- CD cover

Promotional single by Ice Cube

from the album Friday
- Released: 1995
- Studio: Street Knowledge Recording Studio (Los Angeles, California)
- Genre: Gangsta rap; G-funk;
- Length: 3:54
- Label: Priority
- Songwriter: O'Shea Jackson
- Producer: Ice Cube

Music video
- "Friday" on YouTube

= Friday (Ice Cube song) =

1995 song by Ice Cube

"Friday" is a song by American rapper Ice Cube from the soundtrack studio album, Friday (1995). The song was written and produced by Ice Cube. The song was released as a promotional single for the album in 1995.

Although the song was limited to a promo release, a music video was filmed for it. The song is known for igniting a feud between Ice Cube and Cypress Hill after they accused him of stealing the song's hook from them.

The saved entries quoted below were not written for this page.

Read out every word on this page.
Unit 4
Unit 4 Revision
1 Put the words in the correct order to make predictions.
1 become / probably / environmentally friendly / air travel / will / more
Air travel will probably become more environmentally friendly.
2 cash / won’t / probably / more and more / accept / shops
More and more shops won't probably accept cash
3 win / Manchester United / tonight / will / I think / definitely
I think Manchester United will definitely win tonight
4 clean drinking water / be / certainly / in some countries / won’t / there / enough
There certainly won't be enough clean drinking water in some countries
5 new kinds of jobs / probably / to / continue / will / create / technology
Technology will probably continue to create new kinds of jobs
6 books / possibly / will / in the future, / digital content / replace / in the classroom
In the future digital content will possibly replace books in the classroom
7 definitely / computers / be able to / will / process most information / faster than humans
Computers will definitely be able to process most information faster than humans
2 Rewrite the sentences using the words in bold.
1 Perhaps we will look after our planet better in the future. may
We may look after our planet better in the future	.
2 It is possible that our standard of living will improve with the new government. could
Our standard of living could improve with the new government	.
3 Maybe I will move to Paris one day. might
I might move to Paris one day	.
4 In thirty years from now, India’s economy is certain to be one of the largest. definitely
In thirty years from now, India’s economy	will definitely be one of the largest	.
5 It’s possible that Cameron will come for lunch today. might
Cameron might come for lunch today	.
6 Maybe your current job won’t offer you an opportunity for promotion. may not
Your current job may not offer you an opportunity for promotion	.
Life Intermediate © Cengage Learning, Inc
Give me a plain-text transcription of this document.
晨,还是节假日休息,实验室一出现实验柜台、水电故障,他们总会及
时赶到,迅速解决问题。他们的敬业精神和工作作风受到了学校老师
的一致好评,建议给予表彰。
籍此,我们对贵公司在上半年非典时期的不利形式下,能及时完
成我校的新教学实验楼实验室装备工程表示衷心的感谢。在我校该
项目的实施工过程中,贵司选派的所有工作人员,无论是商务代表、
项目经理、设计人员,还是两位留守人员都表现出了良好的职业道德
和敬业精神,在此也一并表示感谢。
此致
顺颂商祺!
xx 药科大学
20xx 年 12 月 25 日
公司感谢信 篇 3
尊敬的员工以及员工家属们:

==Feud with Cypress Hill==
Cypress Hill were playing unreleased songs for Ice Cube from their upcoming album at the time, Cypress Hill III: Temples of Boom, one of them being Throw Your Set in the Air. Months later after hearing from friends while on tour, Cypress Hill learned that Ice Cube had taken the hook of their song Throw Your Set in the Air and remade it for his own song Friday. This led to Cypress Hill dropping a diss track towards Ice Cube on their Temples of Boom album with the track "No Rest for the Wicked". Ice Cube then responded alongside his group Westside Connection with the track "King of the Hill". Cypress Hill responded with "Ice Cube Killa". Ice Cube later squashed the beef with Cypress Hill and the beef ended on January 1, 1997.